The implementation of this standard was very different from the environment our VHA staff was previously familiar with. The standard is relatively new and developing/finding experience with it either within our organization or in the private sector was difficult.

5. What are the major weaknesses or limitations of this standard(s)?

a. What could or should be done to improve or strengthen this standard?

The addition of "templates" such as those developed in support of GCPR for use in grouping like sets of data would be helpful. A template is a construct that is capable of representing and transporting healthcare content of relatively fine granularity consistently across disparate systems while maintaining semantic integrity.

i. Have you evaluated any more current version(s) of the standards you are using?

No, we are utilizing the current version.

OMG Health CORBAmed 2001-06-02 Person Identification Service (PIDS)

2. What is the name of the specific standard and version that your comments will address in response to questions 3 through 6?

OMG Health CORBAmed 2001-06-02 Person Identification Service (PIDS)

3. What functions or characteristics caused you to select this standard for implementation?

GCPR was looking to explore the use of an object-oriented technology for passing data between disparate systems. The main reason for its selection is the vendor-neutral, standards based, component-based architecture that it provides.

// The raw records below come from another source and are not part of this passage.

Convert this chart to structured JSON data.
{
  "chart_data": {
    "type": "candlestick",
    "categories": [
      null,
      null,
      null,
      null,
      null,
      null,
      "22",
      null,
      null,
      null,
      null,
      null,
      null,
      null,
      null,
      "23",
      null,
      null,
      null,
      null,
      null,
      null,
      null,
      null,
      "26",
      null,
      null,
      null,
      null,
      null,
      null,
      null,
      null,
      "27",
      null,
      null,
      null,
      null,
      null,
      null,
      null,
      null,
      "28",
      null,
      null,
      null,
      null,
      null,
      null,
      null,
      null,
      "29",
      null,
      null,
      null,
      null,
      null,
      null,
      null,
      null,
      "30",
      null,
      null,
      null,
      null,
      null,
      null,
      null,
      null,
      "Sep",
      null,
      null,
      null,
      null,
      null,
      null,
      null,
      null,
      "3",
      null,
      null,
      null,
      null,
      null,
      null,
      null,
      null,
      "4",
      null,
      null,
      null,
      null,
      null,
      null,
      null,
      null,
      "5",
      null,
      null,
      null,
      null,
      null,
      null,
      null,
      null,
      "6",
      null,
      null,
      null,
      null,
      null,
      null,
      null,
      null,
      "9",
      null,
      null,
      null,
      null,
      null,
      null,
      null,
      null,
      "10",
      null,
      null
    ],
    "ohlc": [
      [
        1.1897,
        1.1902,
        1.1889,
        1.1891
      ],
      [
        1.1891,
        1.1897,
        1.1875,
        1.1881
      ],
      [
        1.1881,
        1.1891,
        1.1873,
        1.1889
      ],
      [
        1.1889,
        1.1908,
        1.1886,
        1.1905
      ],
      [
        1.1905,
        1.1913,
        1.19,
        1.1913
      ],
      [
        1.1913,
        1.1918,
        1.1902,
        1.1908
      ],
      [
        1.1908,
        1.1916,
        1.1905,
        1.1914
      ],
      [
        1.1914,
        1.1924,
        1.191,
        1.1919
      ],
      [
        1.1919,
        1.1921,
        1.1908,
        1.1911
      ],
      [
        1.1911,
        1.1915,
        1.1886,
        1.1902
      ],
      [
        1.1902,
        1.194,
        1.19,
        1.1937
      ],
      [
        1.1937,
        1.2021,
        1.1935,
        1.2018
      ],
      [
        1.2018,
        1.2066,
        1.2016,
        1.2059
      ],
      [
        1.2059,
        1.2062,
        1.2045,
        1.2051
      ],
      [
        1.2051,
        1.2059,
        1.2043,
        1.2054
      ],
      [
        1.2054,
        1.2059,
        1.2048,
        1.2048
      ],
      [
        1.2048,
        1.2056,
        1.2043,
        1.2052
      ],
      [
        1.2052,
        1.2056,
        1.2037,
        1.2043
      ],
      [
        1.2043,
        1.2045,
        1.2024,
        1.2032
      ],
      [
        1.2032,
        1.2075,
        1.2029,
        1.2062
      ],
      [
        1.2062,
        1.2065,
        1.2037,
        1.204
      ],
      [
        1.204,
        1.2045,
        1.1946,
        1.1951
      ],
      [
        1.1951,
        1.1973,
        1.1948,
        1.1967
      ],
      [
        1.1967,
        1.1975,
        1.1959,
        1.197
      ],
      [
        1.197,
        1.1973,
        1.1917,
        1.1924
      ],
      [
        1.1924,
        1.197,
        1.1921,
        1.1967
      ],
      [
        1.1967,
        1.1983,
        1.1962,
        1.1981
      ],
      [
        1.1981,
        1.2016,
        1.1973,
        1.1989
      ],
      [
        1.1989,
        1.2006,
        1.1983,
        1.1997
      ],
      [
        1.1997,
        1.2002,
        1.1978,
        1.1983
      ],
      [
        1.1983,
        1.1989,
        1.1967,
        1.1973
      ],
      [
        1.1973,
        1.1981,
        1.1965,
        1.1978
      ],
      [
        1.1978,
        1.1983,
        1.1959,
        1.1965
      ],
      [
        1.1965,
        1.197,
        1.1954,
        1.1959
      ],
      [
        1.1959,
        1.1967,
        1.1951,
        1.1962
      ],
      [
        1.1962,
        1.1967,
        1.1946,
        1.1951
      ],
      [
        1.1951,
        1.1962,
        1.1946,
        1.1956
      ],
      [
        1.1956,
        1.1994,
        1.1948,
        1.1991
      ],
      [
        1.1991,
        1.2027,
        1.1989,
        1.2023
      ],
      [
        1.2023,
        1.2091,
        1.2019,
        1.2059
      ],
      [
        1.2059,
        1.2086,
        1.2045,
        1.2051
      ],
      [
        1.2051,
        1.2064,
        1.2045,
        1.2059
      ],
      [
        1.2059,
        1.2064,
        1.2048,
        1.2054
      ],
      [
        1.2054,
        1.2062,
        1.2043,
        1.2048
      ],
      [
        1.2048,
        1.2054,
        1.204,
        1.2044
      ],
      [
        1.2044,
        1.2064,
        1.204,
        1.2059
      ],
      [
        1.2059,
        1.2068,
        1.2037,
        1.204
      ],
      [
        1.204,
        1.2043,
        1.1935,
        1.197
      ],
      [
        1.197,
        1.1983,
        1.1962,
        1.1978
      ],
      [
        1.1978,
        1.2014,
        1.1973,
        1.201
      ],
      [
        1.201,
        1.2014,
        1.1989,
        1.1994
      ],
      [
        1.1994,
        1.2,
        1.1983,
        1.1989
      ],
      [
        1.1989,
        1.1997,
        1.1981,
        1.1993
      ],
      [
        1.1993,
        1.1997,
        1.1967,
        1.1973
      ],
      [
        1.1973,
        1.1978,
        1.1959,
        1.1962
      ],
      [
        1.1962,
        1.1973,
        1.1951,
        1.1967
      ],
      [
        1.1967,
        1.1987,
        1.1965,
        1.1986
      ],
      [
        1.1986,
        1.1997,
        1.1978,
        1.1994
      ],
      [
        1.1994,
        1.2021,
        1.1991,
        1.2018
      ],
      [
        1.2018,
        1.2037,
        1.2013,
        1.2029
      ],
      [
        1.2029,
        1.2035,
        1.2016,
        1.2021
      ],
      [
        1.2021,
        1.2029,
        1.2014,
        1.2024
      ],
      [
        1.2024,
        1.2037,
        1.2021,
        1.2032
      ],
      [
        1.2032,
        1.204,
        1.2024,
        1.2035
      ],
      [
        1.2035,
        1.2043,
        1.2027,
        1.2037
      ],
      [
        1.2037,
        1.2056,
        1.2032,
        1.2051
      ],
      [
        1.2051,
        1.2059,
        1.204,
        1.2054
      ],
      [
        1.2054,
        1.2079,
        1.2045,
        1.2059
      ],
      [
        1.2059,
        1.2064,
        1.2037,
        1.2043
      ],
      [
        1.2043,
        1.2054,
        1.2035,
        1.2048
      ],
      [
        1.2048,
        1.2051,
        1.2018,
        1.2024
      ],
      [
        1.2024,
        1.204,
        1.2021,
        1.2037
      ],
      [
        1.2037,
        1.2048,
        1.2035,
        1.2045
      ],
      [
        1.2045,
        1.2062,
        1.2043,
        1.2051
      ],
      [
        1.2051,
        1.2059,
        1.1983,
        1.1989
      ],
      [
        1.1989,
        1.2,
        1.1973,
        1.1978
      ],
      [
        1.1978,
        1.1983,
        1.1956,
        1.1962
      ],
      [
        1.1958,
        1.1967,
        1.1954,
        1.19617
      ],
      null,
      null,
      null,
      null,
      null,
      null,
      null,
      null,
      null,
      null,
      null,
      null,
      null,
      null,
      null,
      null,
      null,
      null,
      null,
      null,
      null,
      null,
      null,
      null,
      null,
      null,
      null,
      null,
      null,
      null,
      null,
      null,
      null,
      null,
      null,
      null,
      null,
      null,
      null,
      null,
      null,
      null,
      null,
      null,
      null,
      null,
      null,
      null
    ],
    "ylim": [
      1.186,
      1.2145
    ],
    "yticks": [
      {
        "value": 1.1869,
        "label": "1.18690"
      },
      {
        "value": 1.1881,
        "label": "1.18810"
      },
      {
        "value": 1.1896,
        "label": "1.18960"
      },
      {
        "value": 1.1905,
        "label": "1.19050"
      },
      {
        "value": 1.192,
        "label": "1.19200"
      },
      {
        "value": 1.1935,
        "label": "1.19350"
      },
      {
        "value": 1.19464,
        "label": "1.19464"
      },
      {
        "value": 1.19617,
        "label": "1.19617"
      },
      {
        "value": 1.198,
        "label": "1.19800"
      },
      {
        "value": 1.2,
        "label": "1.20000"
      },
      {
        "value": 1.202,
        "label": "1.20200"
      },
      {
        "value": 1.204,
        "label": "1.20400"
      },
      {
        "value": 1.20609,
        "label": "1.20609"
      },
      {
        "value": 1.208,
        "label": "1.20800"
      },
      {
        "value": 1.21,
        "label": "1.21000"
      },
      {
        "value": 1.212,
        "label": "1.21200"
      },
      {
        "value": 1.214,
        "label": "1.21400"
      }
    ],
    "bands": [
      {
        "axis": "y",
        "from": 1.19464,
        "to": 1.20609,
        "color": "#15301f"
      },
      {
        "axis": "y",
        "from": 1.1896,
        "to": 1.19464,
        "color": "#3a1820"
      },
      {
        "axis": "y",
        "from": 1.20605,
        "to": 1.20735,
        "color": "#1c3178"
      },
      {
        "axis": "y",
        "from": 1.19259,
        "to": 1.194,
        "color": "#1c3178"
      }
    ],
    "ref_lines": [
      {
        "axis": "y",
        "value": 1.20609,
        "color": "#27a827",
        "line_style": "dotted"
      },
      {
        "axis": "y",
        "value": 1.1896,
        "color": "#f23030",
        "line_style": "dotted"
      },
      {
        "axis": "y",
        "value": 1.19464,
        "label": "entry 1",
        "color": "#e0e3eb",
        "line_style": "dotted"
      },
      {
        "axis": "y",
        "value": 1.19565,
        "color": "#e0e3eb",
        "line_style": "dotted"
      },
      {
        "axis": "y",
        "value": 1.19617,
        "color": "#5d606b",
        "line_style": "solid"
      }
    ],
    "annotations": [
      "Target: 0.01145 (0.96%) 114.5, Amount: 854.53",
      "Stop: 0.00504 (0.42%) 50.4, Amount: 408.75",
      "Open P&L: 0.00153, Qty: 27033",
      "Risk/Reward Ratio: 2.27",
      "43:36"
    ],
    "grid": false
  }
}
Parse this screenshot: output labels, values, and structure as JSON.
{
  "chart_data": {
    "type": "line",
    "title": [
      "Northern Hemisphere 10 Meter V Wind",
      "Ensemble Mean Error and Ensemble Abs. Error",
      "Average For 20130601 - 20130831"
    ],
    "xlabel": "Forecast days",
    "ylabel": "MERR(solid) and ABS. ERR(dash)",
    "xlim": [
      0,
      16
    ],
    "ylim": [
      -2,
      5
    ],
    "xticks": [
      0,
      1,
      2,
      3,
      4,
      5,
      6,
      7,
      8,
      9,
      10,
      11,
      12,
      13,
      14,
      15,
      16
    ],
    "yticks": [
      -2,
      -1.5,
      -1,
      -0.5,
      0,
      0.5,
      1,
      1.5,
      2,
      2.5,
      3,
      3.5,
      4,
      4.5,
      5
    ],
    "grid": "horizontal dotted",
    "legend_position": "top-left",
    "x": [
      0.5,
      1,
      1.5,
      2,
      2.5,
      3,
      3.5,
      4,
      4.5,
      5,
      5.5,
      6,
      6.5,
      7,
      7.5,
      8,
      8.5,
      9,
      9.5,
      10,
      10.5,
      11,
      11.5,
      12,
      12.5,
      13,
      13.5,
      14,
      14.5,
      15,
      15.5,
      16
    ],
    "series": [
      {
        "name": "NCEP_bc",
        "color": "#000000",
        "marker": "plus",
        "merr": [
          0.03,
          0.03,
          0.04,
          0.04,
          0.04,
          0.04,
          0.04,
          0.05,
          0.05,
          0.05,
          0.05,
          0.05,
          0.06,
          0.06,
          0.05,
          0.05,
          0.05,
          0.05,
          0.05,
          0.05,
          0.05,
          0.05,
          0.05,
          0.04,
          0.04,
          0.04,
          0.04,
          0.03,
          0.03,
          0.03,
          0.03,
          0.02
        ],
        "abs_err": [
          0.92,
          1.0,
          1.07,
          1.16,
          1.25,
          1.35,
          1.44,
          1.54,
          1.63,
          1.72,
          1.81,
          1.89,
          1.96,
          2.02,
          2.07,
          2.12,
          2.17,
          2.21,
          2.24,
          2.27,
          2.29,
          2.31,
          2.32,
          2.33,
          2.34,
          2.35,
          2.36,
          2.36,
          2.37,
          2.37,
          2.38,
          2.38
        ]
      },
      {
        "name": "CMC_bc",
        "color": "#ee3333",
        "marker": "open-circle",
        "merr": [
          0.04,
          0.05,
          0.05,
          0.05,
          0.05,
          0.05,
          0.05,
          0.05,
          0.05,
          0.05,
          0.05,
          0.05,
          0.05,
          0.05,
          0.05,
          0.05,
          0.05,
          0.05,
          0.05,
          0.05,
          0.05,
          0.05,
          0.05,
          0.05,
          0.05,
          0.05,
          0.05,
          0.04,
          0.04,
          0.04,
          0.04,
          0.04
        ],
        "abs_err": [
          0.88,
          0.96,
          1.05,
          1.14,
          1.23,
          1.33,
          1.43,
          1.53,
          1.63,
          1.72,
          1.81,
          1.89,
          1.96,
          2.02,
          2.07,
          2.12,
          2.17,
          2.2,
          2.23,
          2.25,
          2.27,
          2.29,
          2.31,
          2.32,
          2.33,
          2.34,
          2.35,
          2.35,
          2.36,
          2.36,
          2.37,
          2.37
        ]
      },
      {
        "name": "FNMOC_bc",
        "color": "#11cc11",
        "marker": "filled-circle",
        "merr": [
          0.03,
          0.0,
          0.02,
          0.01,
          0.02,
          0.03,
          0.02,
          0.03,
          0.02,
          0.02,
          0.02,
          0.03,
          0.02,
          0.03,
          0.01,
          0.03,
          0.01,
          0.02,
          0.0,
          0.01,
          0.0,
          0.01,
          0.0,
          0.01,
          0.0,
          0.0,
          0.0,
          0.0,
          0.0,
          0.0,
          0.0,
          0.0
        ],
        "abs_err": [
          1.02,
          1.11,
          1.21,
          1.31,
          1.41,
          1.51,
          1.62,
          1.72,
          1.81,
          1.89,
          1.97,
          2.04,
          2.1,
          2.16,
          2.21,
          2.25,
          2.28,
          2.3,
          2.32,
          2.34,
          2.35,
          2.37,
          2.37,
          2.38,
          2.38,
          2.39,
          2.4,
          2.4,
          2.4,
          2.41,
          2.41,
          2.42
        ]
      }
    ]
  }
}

4. What was your experience implementing this standard?

a. What aspect of implementing this standard exceeded your expectations?

b. How long did it take for your organization to implement this standard?

Approximately 18 months to implement only the register_new_IDs, find_or_register_IDs, and find_candidates methods of the standard. (However, this standard was implemented at the same time as the OMG COAS standard and extensive training and learn-as-you-go efforts were also accomplished during this time.)

c. What was the total implementation cost? (Please include your best estimate for fees, education, interface engines, custom coding, testing, maintenance, etc.)

Approximately 1.5 million was expended on support from an outside contractor to assist in implementing the required portions of the COAS and PIDS interfaces for GCPR, and to provide training and guidance to GCPR team developers.

d. After you completed the implementation of this standard, did it prove to be easy to use?

The implementation of this standard was very different from the environment our staff is familiar with. The standard is relatively new and so finding experience with it either within our organization or in the private sector was difficult.

5. What are the major weaknesses or limitations of this standard(s)?

a. What could or should be done to improve or strengthen this standard?

No areas were found in our limited implementation of this standard.

6. Have you evaluated any more current version(s) of the standards you are using?

No, we are utilizing the current version.